Die Grünen wollen Kitas, Schulen und Hochschulen stärken und auch Entscheidungen aus der Jamaika-Zeit korrigieren. "Wohnen muss für alle bezahlbar sein", heißt es etwa. "Daher setzen wir uns dafür ein, bezahlbaren Wohnraum in Schleswig-Holstein langfristig zu sichern und werden den teilweise sehr hohen Mieten durch die Wiedereinführung der Mietpreisbremse und der Kappungsgrenzenverordnung entgegenwirken." Diese hatte Jamaika kassiert. Der Ersterwerb einer selbst genutzten Immobilie soll mit pauschal 10.000 Euro gefördert werden.

Auch mit der Ankündigung "Wir werden ein wirksames Tariftreue- und Vergabegesetz mit einem Vergabemindestlohn von mindestens 13 Euro auf den Weg bringen", setzen sich die Grünen von Jamaika-Beschlüssen ab. Mit der Ablehnung einer Abschiebehaft ebenfalls. Das Programm enthalte 100 Prozent Grünen-Positionen, sagte Touré.

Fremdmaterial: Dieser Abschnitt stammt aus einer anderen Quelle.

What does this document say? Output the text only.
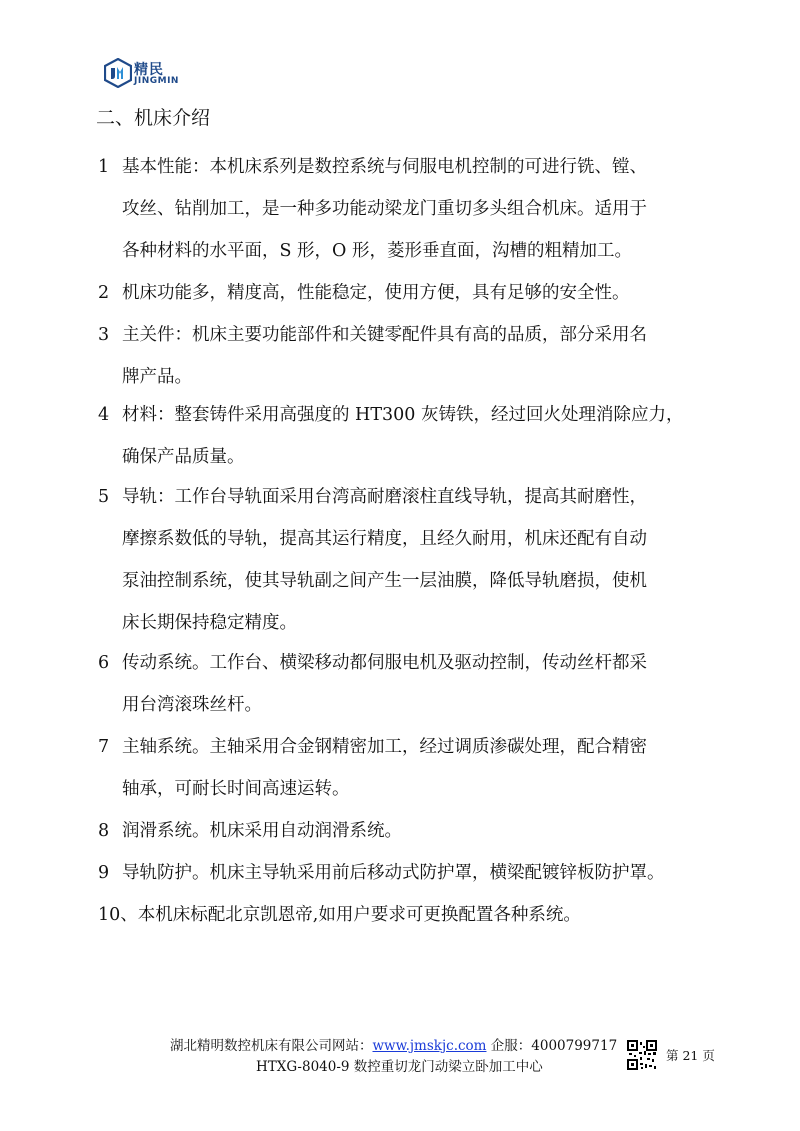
精民
JINGMIN
二、机床介绍
1 基本性能：本机床系列是数控系统与伺服电机控制的可进行铣、镗、
攻丝、钻削加工，是一种多功能动梁龙门重切多头组合机床。适用于
各种材料的水平面，S 形，O 形，菱形垂直面，沟槽的粗精加工。
2 机床功能多，精度高，性能稳定，使用方便，具有足够的安全性。
3 主关件：机床主要功能部件和关键零配件具有高的品质，部分采用名
牌产品。
4 材料：整套铸件采用高强度的 HT300 灰铸铁，经过回火处理消除应力，
确保产品质量。
5 导轨：工作台导轨面采用台湾高耐磨滚柱直线导轨，提高其耐磨性，
摩擦系数低的导轨，提高其运行精度，且经久耐用，机床还配有自动
泵油控制系统，使其导轨副之间产生一层油膜，降低导轨磨损，使机
床长期保持稳定精度。
6 传动系统。工作台、横梁移动都伺服电机及驱动控制，传动丝杆都采
用台湾滚珠丝杆。
7 主轴系统。主轴采用合金钢精密加工，经过调质渗碳处理，配合精密
轴承，可耐长时间高速运转。
8 润滑系统。机床采用自动润滑系统。
9 导轨防护。机床主导轨采用前后移动式防护罩，横梁配镀锌板防护罩。
10、本机床标配北京凯恩帝,如用户要求可更换配置各种系统。
湖北精明数控机床有限公司网站：www.jmskjc.com 企服：4000799717
HTXG-8040-9 数控重切龙门动梁立卧加工中心
第 21 页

Das Land soll früher als vom Bund geplant klimaneutral werden - Mitte der 30er Jahre. Dies ist laut Touré das "revolutionärste Ziel". Verstöße gegen Naturschutzgesetze wollen die Grünen deutlich verteuern, zum Beispiel bei illegalen Rodungen für Bauvorhaben.

Obwohl das Land nur 4,4 Prozent der Fläche Deutschlands hat, soll es ab 2030 rund 10 Prozent des an Land erzeugten Grünstroms liefern. Weitere Flächen für Windanlagen seien zu erschließen. Der Anteil des Öko-Landbaus soll von 7 auf 30 Prozent steigen. Kurkarten in Tourismusorten sollen als ÖPNV-Ticket gelten. Da der Parteitag wegen der Corona-Umstände hybrid stattfand, muss die gesamte Liste zur Landtagswahl noch per Briefwahl bestätigt werden.